Even dumpster rentals have gotten crazy! When we rented ours back in 2010 to replace our siding and part of our roof, the dumpster rental place let it stay at in our driveway for a couple of months (our neighbors no doubt loved that!) while we finished our projects without paying anything extra. But when our neighbors rented theirs recently, they had a tight 2-week window on their dumpster rental or they’d need to start paying more since the dumpsters are in such high demand these days.
Help and Advice
As primarily DIY-ers, we take all the low-cost help and advice that we can get. And in the bust years it was almost embarrassingly easy to find. When we walked into Lowes as new homeowners, a former contractor (we’ll call him Dave) basically served as our personal shopper on and off for months. We’d walk in with our lists, end up lost and somehow Dave would come rescue us and walk us through the store with our list and cart not only loading us up, but giving us how-to tips and advice along the way. (Dave had to have been seriously underpaid for the level of service we got.)

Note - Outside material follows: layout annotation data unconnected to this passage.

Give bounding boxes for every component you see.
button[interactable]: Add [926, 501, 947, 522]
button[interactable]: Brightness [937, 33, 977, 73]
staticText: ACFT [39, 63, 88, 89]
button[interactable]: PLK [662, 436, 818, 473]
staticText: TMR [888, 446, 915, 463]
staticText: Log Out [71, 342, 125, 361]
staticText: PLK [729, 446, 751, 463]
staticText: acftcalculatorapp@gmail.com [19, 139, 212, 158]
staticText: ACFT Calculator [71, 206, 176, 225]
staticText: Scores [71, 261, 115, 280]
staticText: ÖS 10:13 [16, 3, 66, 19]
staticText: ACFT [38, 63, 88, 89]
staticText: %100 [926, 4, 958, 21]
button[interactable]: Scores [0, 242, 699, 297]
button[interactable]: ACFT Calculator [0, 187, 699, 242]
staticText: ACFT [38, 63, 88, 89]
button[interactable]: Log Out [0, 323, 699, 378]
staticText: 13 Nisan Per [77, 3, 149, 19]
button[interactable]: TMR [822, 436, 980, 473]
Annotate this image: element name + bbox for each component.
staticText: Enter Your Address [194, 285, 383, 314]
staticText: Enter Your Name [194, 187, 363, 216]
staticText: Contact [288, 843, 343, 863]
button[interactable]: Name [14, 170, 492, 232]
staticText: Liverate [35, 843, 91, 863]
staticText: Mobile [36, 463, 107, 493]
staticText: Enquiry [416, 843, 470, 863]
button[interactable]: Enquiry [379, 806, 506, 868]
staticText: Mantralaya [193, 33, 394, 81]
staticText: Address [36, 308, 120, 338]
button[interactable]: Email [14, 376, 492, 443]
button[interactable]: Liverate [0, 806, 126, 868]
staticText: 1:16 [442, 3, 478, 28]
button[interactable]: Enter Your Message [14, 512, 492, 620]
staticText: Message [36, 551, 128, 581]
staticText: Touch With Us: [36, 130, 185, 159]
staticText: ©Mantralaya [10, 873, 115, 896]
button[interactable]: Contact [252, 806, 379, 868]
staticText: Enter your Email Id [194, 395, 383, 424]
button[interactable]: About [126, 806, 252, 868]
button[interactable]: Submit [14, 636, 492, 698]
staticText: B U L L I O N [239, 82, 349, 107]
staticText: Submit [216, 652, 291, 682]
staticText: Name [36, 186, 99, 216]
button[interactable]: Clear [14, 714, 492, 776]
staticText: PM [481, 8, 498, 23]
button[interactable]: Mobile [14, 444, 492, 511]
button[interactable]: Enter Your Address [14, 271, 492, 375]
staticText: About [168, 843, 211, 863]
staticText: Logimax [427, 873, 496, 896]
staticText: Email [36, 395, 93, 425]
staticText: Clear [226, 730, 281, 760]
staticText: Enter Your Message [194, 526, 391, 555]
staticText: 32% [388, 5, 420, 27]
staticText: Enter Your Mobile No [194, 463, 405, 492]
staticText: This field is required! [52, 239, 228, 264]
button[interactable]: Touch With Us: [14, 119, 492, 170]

These days, Dave is long gone (and we presume on to greener pastures, so good for him!). In his place are helpers that can’t even multiply or divide so aren’t always all that helpful…
While loading 20 pieces of 1/2″ ultra-light drywall into a rented Home Depot truck earlier this year…
Home Depot Helper (HDH): We might be getting close to the weight limit of the truck.
Mr PoP: It says the weight limit is 3,500lbs, I think we’re fine.
HDH: It’ll make a really loud beep if we load too much.
Mrs PoP: We’ve only got 20 sheets here. With a limit of 3,500lbs, each would have to weigh over 150lbs before we’re even getting close to the limit. They can’t weigh nearly that much, so I think we’re fine.
HDH: Blank stare… It was like I blew his mind with multiplication.
Mr PoP: We’ll stop if the truck starts to beep, we promise.
After getting in the truck… we both sighed and agreed that Dave would have known exactly how much each piece of drywall weighed. (Turns out the answer is 40 and 48 lbs each for the two different kinds we were getting. We were way under the weight limit.)
Needless to say, we’re not walking in to Lowes or Home Depot these days expecting to be able to talk with someone with years of trades experience under their belt the way we could just a few years ago. And that’s good for those tradespeople because they’ve found higher paying opportunities elsewhere, but it means we need to find our help elsewhere and go to the store knowing exactly what we need and where to find it.
We’re Different Too…
Back in 2009-2010, our income was roughly 1/3 of what it is today. While we weren’t exactly at a “bust” level of income then, we are definitely “booming” today by comparison. Back then we were DIY-ing major repairs because it was pretty much the only way we could afford to do them (and there was no putting off replacement of rotting wood siding and roofing). It was sometimes stressful coming up with the money from month-to-month to pay for the renovations.
Now we’re DIY-ing major cosmetic changes because that’s the only way we choose to pay for them. And it feels very different. Where we were a lone fish swimming upstream through an empty river, now we’re one of many swimming downstream all at once, competing for resources. And while there’s a certain amount of camaraderie that we’ve found in renovating at the same time as so many of our neighbors, friends, and coworkers, I’m not sure that outweighs how hectic it has felt at times trying to do our renovation at the same time as so many others. =P
What’s it like in your neck of the woods? Would you rather remodel in a boom or in a bust?